И ровно в этот момент в картине запускается еще одна итерация. Сначала JR фотографирует Аньес на фоне фотографии козы, оба иронизируют, ибо смущены и растроганы (JR: «Это фото будет хорошо смотреться на фарфоровых тарелочках». – Аньес: «Для десерта»). Потом Аньес хочет сфотографировать JR, в энный раз просит его снять очки, он в энный раз отказывается, и они жестоко ссорятся.
Первое, что вспоминает Аньес, когда знакомится с JR в начале фильма, – немую новеллу в «Клео с 5 до 7» и Годара в черных очках, которые он не снимал никогда, а в ее фильме снял, и Аньес вспоминает об этом с торжеством. JR действительно похож на молодого Годара: шляпа, черные очки, талант, нахальство. Естественно, он левый и буйный, как положено французскому художнику: за трудящихся и свободу и против буржуев и войны. С появлением в кадре JR призрак Годара возникает сам собой и запускает еще один ряд воспоминаний, ассоциаций, смыслов, которые герои время от времени подкармливают своим безграничным хулиганством в кадре – вплоть до цитаты-пробежки по Лувру: JR, усадив Аньес в коляску, мчит ее по залам на страшной скорости, выделывая умопомрачительные антраша, Аньес машет руками и называет пролетающие мимо картины, а потом говорит: «Мы хотели подшутить над Годаром». «Люди, деревни» – история не только о том, как живут люди там, откуда жизнь уходит; не только о том, что может сделать искусство, чтобы эту жизнь обнять и поддержать, но и о том, что остается живым в невероятном феномене, взорвавшем мир, под названием «новая волна», теперь, когда прошло больше шестидесяти лет.
JR придумывает такой сюжет: он фотографирует глаза Аньес («которые не видят вдаль», Аньес слепнет, теряет зрение, окружающий мир от нее постепенно ускользает, и это еще один сквозной мотив фильма), ее руки, ее стопы и наклеивает получившиеся снимки на цистерны поезда, который вот-вот уедет в неведомые края. Изумленный машинист спрашивает у Аньес: «Это ваши? Красивые. Пальцы на поезде – есть в этом какой-то смысл?» И Аньес отвечает:
Смысл один: сила воображения.

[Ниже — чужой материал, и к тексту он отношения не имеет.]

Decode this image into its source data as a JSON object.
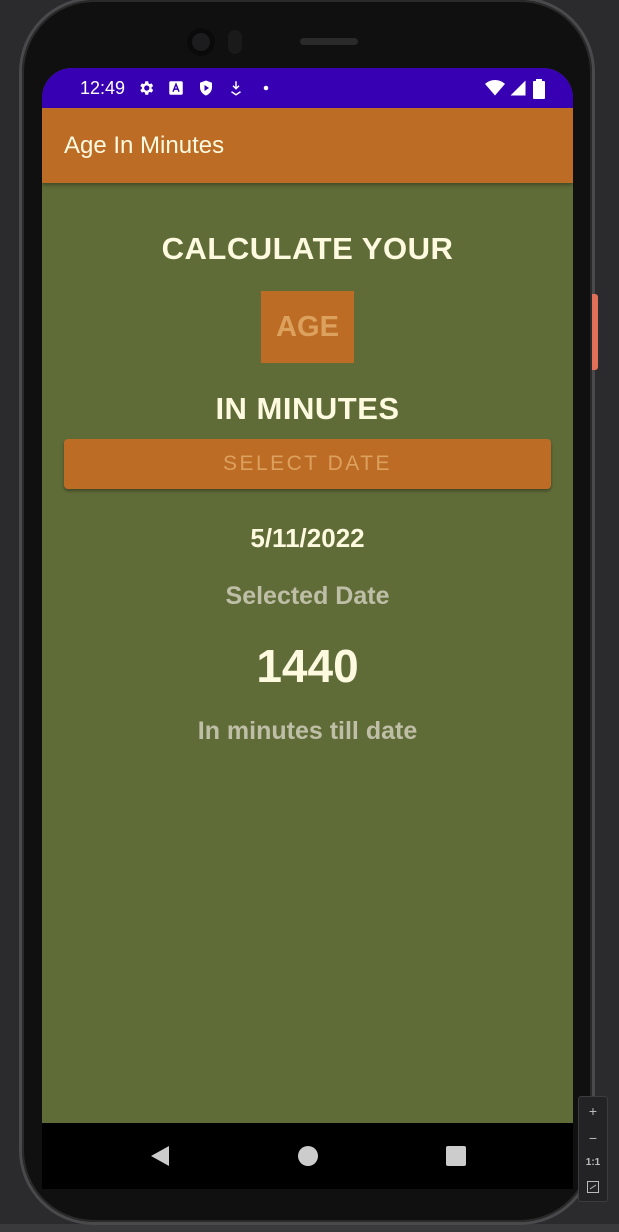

Мы с JR начали придумывать какие-то вещи, спрашивать людей, можем ли мы позволить нашему воображению работать за вас. Мы всегда хотели быть с людьми, с трудящимися, поэтому мы их снимали. Но одновременно у нас есть желание поделиться своими идеями с вами, выпустить на волю наши безумства! Мы надеемся, что то, что нравится нам, понравится и другим.
И машинист (как прежде прохожий, навсегда теперь защищающий коз с рогами и искусство сопротивления в виде фотографии) становится не просто сторонником современного искусства («Я удивлен! Это оригинально»), но и соавтором: именно благодаря его труду фотографии Аньес «расскажут историю» всем, мимо кого поедут. JR говорит Аньес: «Эти поезда доберутся до тех мест, до которых не дойдешь ты».
«Быть с трудящимися» и «выпустить на волю наши безумства» – это тоже то, что уцелело от «новой волны». Аньес Варда и Жан-Люк Годар не только легенды, они живые работающие режиссеры, которые, как и шестьдесят лет назад, по-прежнему плевать хотели на условности, по-прежнему играют только в свою игру, а в чужие, даже родственные, нет.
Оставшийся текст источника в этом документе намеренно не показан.